His daughter has long campaigned for greater research into the links between playing professionally and the onset of neurological disease, and for the game's authorities to take greater steps to prevent damage being done while research is ongoing.

She welcomed Thursday's report and said: "The issue of dementia in football grew from a flickering ember to a raging fire. As uncomfortable and unsettling as it was for the football authorities, this was the reality.

"Former players were dying and nobody gave a damn. So today, to read the findings of the DCMS committee report has finally, after too many years of struggle, given me and my family a bit of hope that change will come, because no longer will the governing bodies be left to their own devices."

She hoped the recommendations on reporting of head injuries were acted upon.

"You can work in a warehouse and get knocked out and it gets reported, but if it happens at a football match, nothing," she said.

"Because it's sport, it doesn't matter. Football is a sport enjoyed by millions of people around the world but to my dad it was just his job. He should be afforded the same protection from known risks as in any other job."

The HSE appeared to push back on the recommendation, and said in a statement: "On the whole we would not expect to be involved in incidents where sportspeople (either professional or amateur) have been injured during normal participation in a sporting event.

"The exception would be if the premises, equipment or organisation of an event had in some way led to an incident meaning that any injury must be reported."

Jeff Astle died in 2002

The statement continued: "There is a balance to be struck between managing safety and ensuring that people can take part in sporting activities, which bring many health benefits.

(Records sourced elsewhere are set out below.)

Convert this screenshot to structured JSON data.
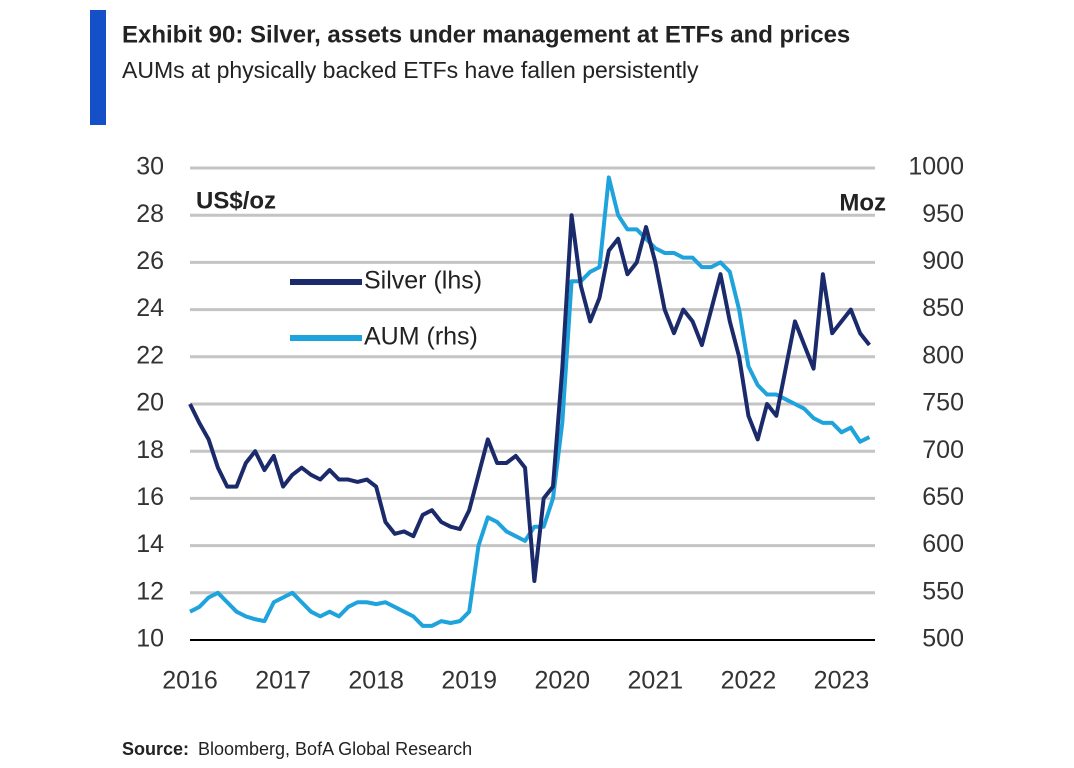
{
  "chart_data": {
    "type": "line",
    "title": "Exhibit 90: Silver, assets under management at ETFs and prices",
    "subtitle": "AUMs at physically backed ETFs have fallen persistently",
    "y_label": "US$/oz",
    "y2_label": "Moz",
    "source": {
      "label": "Source:",
      "text": "Bloomberg, BofA Global Research"
    },
    "x": [
      2016.0,
      2016.1,
      2016.2,
      2016.3,
      2016.4,
      2016.5,
      2016.6,
      2016.7,
      2016.8,
      2016.9,
      2017.0,
      2017.1,
      2017.2,
      2017.3,
      2017.4,
      2017.5,
      2017.6,
      2017.7,
      2017.8,
      2017.9,
      2018.0,
      2018.1,
      2018.2,
      2018.3,
      2018.4,
      2018.5,
      2018.6,
      2018.7,
      2018.8,
      2018.9,
      2019.0,
      2019.1,
      2019.2,
      2019.3,
      2019.4,
      2019.5,
      2019.6,
      2019.7,
      2019.8,
      2019.9,
      2020.0,
      2020.1,
      2020.2,
      2020.3,
      2020.4,
      2020.5,
      2020.6,
      2020.7,
      2020.8,
      2020.9,
      2021.0,
      2021.1,
      2021.2,
      2021.3,
      2021.4,
      2021.5,
      2021.6,
      2021.7,
      2021.8,
      2021.9,
      2022.0,
      2022.1,
      2022.2,
      2022.3,
      2022.4,
      2022.5,
      2022.6,
      2022.7,
      2022.8,
      2022.9,
      2023.0,
      2023.1,
      2023.2,
      2023.3
    ],
    "series": [
      {
        "name": "Silver (lhs)",
        "color": "#1b2a6b",
        "axis": "y",
        "values": [
          20.0,
          19.2,
          18.5,
          17.3,
          16.5,
          16.5,
          17.5,
          18.0,
          17.2,
          17.8,
          16.5,
          17.0,
          17.3,
          17.0,
          16.8,
          17.2,
          16.8,
          16.8,
          16.7,
          16.8,
          16.5,
          15.0,
          14.5,
          14.6,
          14.4,
          15.3,
          15.5,
          15.0,
          14.8,
          14.7,
          15.5,
          17.0,
          18.5,
          17.5,
          17.5,
          17.8,
          17.3,
          12.5,
          16.0,
          16.5,
          21.5,
          28.0,
          25.0,
          23.5,
          24.5,
          26.5,
          27.0,
          25.5,
          26.0,
          27.5,
          26.0,
          24.0,
          23.0,
          24.0,
          23.5,
          22.5,
          24.0,
          25.5,
          23.5,
          22.0,
          19.5,
          18.5,
          20.0,
          19.5,
          21.5,
          23.5,
          22.5,
          21.5,
          25.5,
          23.0,
          23.5,
          24.0,
          23.0,
          22.5
        ]
      },
      {
        "name": "AUM (rhs)",
        "color": "#1fa3dc",
        "axis": "y2",
        "values": [
          530,
          535,
          545,
          550,
          540,
          530,
          525,
          522,
          520,
          540,
          545,
          550,
          540,
          530,
          525,
          530,
          525,
          535,
          540,
          540,
          538,
          540,
          535,
          530,
          525,
          515,
          515,
          520,
          518,
          520,
          530,
          600,
          630,
          625,
          615,
          610,
          605,
          620,
          620,
          650,
          730,
          880,
          880,
          890,
          895,
          990,
          950,
          935,
          935,
          925,
          915,
          910,
          910,
          905,
          905,
          895,
          895,
          900,
          890,
          850,
          790,
          770,
          760,
          760,
          755,
          750,
          745,
          735,
          730,
          730,
          720,
          725,
          710,
          715
        ]
      }
    ],
    "xlim": [
      2016.0,
      2023.36
    ],
    "xticks": [
      2016,
      2017,
      2018,
      2019,
      2020,
      2021,
      2022,
      2023
    ],
    "ylim": [
      10,
      30
    ],
    "yticks": [
      10,
      12,
      14,
      16,
      18,
      20,
      22,
      24,
      26,
      28,
      30
    ],
    "y2lim": [
      500,
      1000
    ],
    "y2ticks": [
      500,
      550,
      600,
      650,
      700,
      750,
      800,
      850,
      900,
      950,
      1000
    ],
    "grid": true
  }
}
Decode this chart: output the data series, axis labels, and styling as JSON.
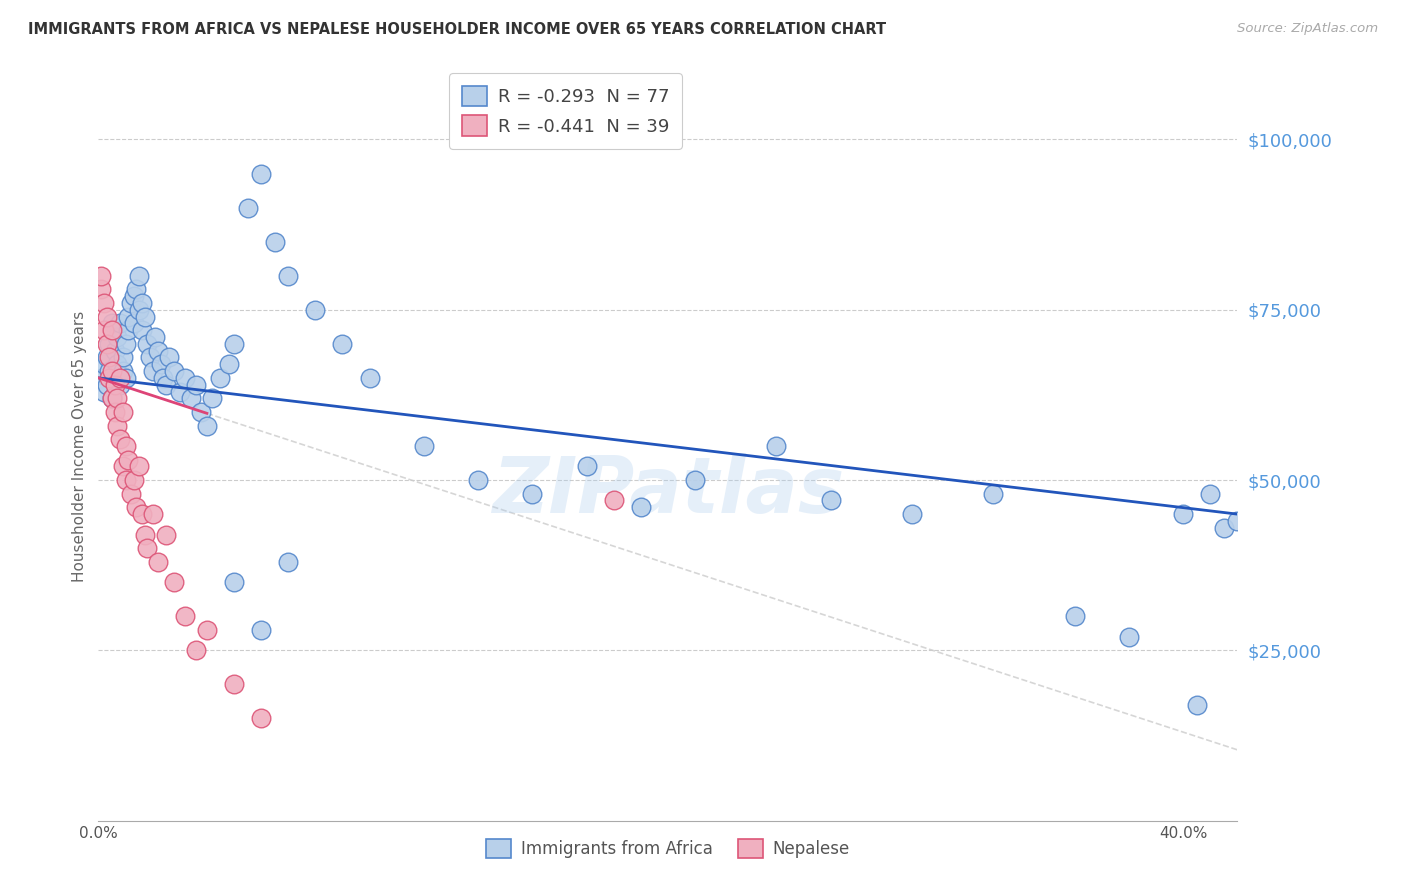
{
  "title": "IMMIGRANTS FROM AFRICA VS NEPALESE HOUSEHOLDER INCOME OVER 65 YEARS CORRELATION CHART",
  "source": "Source: ZipAtlas.com",
  "ylabel": "Householder Income Over 65 years",
  "y_tick_labels": [
    "$25,000",
    "$50,000",
    "$75,000",
    "$100,000"
  ],
  "y_tick_values": [
    25000,
    50000,
    75000,
    100000
  ],
  "ylim": [
    0,
    110000
  ],
  "xlim": [
    0.0,
    0.42
  ],
  "watermark": "ZIPatlas",
  "africa_color": "#b8d0ea",
  "africa_edge_color": "#5588cc",
  "nepal_color": "#f0b0c0",
  "nepal_edge_color": "#dd5577",
  "africa_trendline_color": "#2255bb",
  "nepal_trendline_color": "#dd4477",
  "extrap_color": "#cccccc",
  "background_color": "#ffffff",
  "grid_color": "#cccccc",
  "right_tick_color": "#5599dd",
  "title_color": "#333333",
  "source_color": "#aaaaaa",
  "axis_color": "#aaaaaa",
  "legend_R1": "R = ",
  "legend_R1_val": "-0.293",
  "legend_N1": "  N = ",
  "legend_N1_val": "77",
  "legend_R2": "R = ",
  "legend_R2_val": "-0.441",
  "legend_N2": "  N = ",
  "legend_N2_val": "39",
  "africa_x": [
    0.001,
    0.002,
    0.002,
    0.003,
    0.003,
    0.004,
    0.004,
    0.005,
    0.005,
    0.006,
    0.006,
    0.007,
    0.007,
    0.008,
    0.008,
    0.009,
    0.009,
    0.01,
    0.01,
    0.011,
    0.011,
    0.012,
    0.013,
    0.013,
    0.014,
    0.015,
    0.015,
    0.016,
    0.016,
    0.017,
    0.018,
    0.019,
    0.02,
    0.021,
    0.022,
    0.023,
    0.024,
    0.025,
    0.026,
    0.028,
    0.03,
    0.032,
    0.034,
    0.036,
    0.038,
    0.04,
    0.042,
    0.045,
    0.048,
    0.05,
    0.055,
    0.06,
    0.065,
    0.07,
    0.08,
    0.09,
    0.1,
    0.12,
    0.14,
    0.16,
    0.18,
    0.2,
    0.22,
    0.25,
    0.27,
    0.3,
    0.33,
    0.36,
    0.38,
    0.4,
    0.405,
    0.41,
    0.415,
    0.42,
    0.05,
    0.06,
    0.07
  ],
  "africa_y": [
    65000,
    63000,
    67000,
    64000,
    68000,
    66000,
    70000,
    62000,
    73000,
    65000,
    69000,
    67000,
    71000,
    64000,
    73000,
    66000,
    68000,
    65000,
    70000,
    72000,
    74000,
    76000,
    73000,
    77000,
    78000,
    75000,
    80000,
    72000,
    76000,
    74000,
    70000,
    68000,
    66000,
    71000,
    69000,
    67000,
    65000,
    64000,
    68000,
    66000,
    63000,
    65000,
    62000,
    64000,
    60000,
    58000,
    62000,
    65000,
    67000,
    70000,
    90000,
    95000,
    85000,
    80000,
    75000,
    70000,
    65000,
    55000,
    50000,
    48000,
    52000,
    46000,
    50000,
    55000,
    47000,
    45000,
    48000,
    30000,
    27000,
    45000,
    17000,
    48000,
    43000,
    44000,
    35000,
    28000,
    38000
  ],
  "nepal_x": [
    0.001,
    0.001,
    0.002,
    0.002,
    0.003,
    0.003,
    0.004,
    0.004,
    0.005,
    0.005,
    0.005,
    0.006,
    0.006,
    0.007,
    0.007,
    0.008,
    0.008,
    0.009,
    0.009,
    0.01,
    0.01,
    0.011,
    0.012,
    0.013,
    0.014,
    0.015,
    0.016,
    0.017,
    0.018,
    0.02,
    0.022,
    0.025,
    0.028,
    0.032,
    0.036,
    0.04,
    0.05,
    0.06,
    0.19
  ],
  "nepal_y": [
    78000,
    80000,
    76000,
    72000,
    74000,
    70000,
    68000,
    65000,
    72000,
    62000,
    66000,
    60000,
    64000,
    58000,
    62000,
    65000,
    56000,
    60000,
    52000,
    55000,
    50000,
    53000,
    48000,
    50000,
    46000,
    52000,
    45000,
    42000,
    40000,
    45000,
    38000,
    42000,
    35000,
    30000,
    25000,
    28000,
    20000,
    15000,
    47000
  ]
}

"Most sporting activities, by their very nature, present a risk of serious injury to those who voluntarily take part. As a regulator we believe sports governing bodies are best placed to make judgements on the risks and we would expect them to regularly review their rules and procedures as appropriate."

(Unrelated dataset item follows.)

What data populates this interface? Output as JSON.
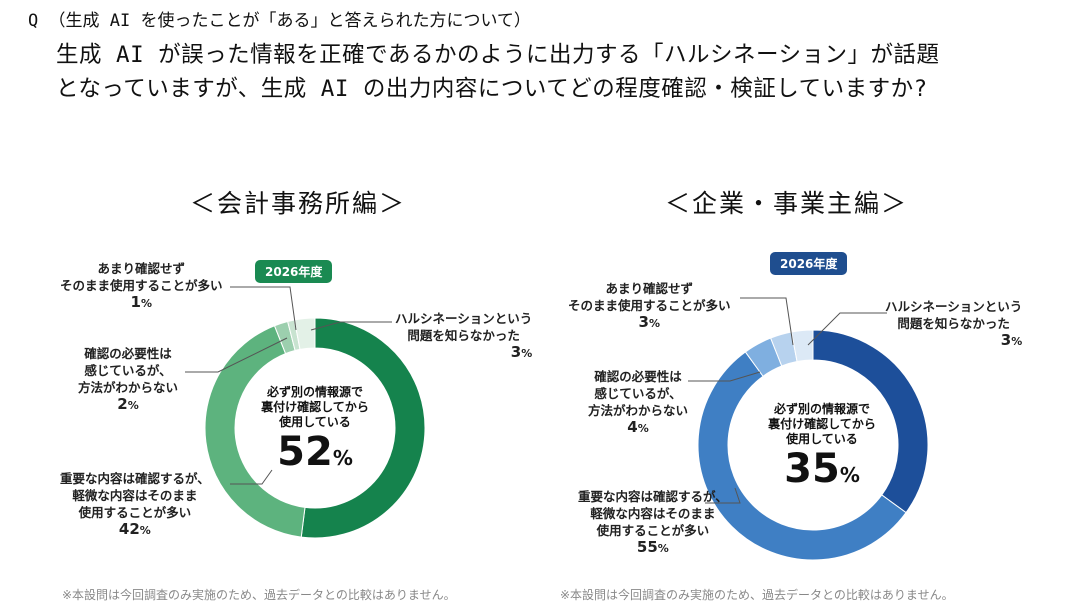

Sporting injuries are not generally considered reportable under the Reporting of Injuries, Diseases and Dangerous Occurrences Regulations (RIDDOR) of 2013.

Knight said: "HSE needs to understand that it's in the spotlight and it needs to take action right now. If it doesn't, then it's as culpable as any of the sports governing bodies themselves."

The Football Association was criticised for not taking a stronger, more sustained interest in the issue of head injuries in the wake of the coroner's verdict on Astle.

It said in a statement: "We welcome the committee's report and will work through the recommendations with the relevant stakeholders."

Professor Willie Stewart, who led the influential FIELD Study which found a three and a half times greater risk of death due to neurodegenerative disease for footballers compared to age-matched members of the population, was pleased to see the report recommend a UK-wide minimum standard protocol for concussion that should be applied across all sports.

He said: "This is a most thorough and balanced report from the DCMS following their recent enquiry into current management of head injury in sport in the UK.

"The recommendations to mirror practice in Scotland to deliver a common approach to concussion management across all sport, together with more coordinated reporting of injury and support for truly independent research are welcomed.

"As the committee note, this is not the first time that Government has looked into this issue. However, it is clear that there is commitment that, on this occasion, real and effective actions must follow."

Rugby Football Union chief executive Bill Sweeney defended his organisation's record on concussion research and protocols, after the report accused all sports of "marking their own homework".

Sweeney said: "We've been at the forefront of evidence-based research, evidence-based surveillance and monitoring going back to the early 2000s.

"And we care about this topic, so we believe that we have actually been doing a good job of proactively managing and monitoring the situation."